TBI Dashboard


Traumatic brain injury (TBI) patients present a unique set of challenges. With ZOLL® TBI Dashboard™ technology, rescuers have the critical information they need to rapidly treat and effectively manage TBI patients and enable patient care decisions before a patient becomes critical.

What Is Traumatic Brain Injury?

Traumatic brain injury (TBI) typically occurs when one suffers a severe head injury. There are two types of TBI: primary and secondary. Primary brain injuries are sudden and severe injuries to the brain that are more or less complete at the time of impact. Primary brain injuries can occur during or immediately after a blow to the head, fall, explosion, car accident, gunshot wound, or other incident.
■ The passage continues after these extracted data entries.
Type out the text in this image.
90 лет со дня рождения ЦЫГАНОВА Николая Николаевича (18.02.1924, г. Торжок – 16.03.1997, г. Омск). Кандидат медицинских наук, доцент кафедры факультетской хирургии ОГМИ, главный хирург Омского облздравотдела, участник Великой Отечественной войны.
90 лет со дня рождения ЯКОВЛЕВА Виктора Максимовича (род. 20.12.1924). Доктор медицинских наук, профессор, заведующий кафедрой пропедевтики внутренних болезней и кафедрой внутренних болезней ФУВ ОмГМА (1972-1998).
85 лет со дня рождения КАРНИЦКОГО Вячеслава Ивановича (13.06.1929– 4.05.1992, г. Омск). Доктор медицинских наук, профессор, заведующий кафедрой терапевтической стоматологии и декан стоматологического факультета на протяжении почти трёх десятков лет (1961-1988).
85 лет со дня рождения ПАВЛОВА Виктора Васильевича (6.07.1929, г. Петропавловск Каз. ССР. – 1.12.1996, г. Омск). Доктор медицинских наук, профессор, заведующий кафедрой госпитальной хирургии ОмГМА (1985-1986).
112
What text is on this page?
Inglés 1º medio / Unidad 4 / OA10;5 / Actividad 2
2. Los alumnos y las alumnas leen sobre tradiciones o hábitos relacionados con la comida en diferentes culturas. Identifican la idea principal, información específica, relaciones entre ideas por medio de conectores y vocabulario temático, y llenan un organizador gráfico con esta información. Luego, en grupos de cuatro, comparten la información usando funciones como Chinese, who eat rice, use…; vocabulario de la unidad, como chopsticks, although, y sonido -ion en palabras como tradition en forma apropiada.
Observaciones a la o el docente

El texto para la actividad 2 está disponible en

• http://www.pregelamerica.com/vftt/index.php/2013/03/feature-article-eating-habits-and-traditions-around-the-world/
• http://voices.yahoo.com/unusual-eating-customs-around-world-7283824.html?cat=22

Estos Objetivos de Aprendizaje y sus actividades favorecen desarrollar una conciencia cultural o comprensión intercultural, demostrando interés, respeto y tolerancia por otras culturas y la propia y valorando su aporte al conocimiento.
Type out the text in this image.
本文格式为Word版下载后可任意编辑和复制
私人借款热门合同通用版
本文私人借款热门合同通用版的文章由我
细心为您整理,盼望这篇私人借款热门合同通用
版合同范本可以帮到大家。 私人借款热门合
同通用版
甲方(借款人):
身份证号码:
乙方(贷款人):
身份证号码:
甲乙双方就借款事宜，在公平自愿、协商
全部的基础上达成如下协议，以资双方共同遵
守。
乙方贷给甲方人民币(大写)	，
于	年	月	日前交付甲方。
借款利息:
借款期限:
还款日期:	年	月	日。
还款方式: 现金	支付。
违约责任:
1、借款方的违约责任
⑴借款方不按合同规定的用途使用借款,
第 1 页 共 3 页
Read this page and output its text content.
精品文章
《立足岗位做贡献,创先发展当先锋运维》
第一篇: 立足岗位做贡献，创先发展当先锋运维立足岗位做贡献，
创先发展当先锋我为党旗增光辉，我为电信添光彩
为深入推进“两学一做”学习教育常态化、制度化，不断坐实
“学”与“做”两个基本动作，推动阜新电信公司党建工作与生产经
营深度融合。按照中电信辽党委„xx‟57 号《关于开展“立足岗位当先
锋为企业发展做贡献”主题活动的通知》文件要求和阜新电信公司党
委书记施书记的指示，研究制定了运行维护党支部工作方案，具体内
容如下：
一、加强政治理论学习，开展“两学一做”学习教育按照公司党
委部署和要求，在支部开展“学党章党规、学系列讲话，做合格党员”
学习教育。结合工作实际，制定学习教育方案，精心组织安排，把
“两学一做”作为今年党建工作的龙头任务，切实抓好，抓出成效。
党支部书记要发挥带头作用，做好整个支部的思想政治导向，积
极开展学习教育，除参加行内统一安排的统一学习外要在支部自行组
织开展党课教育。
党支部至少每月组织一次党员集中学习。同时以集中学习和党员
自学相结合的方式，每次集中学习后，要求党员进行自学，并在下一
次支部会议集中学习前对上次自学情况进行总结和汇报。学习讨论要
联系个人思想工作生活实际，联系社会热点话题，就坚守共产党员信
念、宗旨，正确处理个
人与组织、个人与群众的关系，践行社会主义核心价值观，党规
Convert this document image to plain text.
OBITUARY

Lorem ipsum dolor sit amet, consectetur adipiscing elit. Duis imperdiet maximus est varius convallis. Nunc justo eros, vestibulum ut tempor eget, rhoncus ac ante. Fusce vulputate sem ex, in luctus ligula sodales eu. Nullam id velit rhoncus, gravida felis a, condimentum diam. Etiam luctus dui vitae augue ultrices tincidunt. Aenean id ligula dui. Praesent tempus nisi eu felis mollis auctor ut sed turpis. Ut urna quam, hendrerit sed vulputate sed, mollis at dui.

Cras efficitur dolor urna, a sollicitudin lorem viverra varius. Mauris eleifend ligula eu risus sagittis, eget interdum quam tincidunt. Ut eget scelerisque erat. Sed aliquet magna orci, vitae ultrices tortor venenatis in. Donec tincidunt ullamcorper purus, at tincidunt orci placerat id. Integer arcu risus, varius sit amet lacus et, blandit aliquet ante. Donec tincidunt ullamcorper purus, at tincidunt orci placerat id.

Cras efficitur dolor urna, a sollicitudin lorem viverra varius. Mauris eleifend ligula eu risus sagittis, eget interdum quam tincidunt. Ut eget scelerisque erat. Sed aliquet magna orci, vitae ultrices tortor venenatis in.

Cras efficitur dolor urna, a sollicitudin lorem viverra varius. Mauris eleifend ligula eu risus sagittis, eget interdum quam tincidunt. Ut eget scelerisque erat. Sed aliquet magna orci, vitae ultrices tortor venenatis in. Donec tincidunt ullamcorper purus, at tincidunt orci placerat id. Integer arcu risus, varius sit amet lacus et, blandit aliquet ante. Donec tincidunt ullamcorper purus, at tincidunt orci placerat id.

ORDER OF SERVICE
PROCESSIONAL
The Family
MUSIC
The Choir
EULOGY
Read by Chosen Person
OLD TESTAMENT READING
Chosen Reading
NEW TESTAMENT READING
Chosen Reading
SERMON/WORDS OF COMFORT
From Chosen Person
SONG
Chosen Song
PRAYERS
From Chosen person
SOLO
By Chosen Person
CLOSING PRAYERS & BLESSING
But tragically, TBI patients typically die from secondary not primary brain injuries. Secondary brain injuries are the changes that evolve over a period of hours or days after the primary brain injury, including a host of cellular, chemical, tissue, or blood vessel changes in the brain that contribute to further brain tissue deterioration. Since the primary injury can’t be undone, TBI management focuses on preventing secondary injuries.1

Managing TBI Patients with the ZOLL TBI Dashboard

ZOLL’s TBI Dashboard provides clinical decision support for managing traumatic brain injury patients, allowing EMS, military caregivers, and other medical professionals to see at a glance all the important information they need to better manage TBI patients and help prevent secondary brain injuries. TBI Dashboard clearly displays crucial data in one place, so clinicians can make treatment decisions before a patient’s status becomes critical.

TBI Dashboard provides a comprehensive display of the most relevant physiologic data for monitoring hypotension, hypoxia, and hyperventilation, which must be avoided to help prevent secondary brain injury.

With TBI Dashboard clinicians can view:

  • Continuously updated data, providing trending information on all relevant vital signs at a glance
  • Breath-by-breath countdown timer to help maintain proper ventilation rates
  • Target values for SpO2, NIBP, and CO2 to remind medics of existing protocols

1Centers for Disease Control and Prevention (CDC), Traumatic Brain Injury (TBI): Incidence and Distribution, 2004.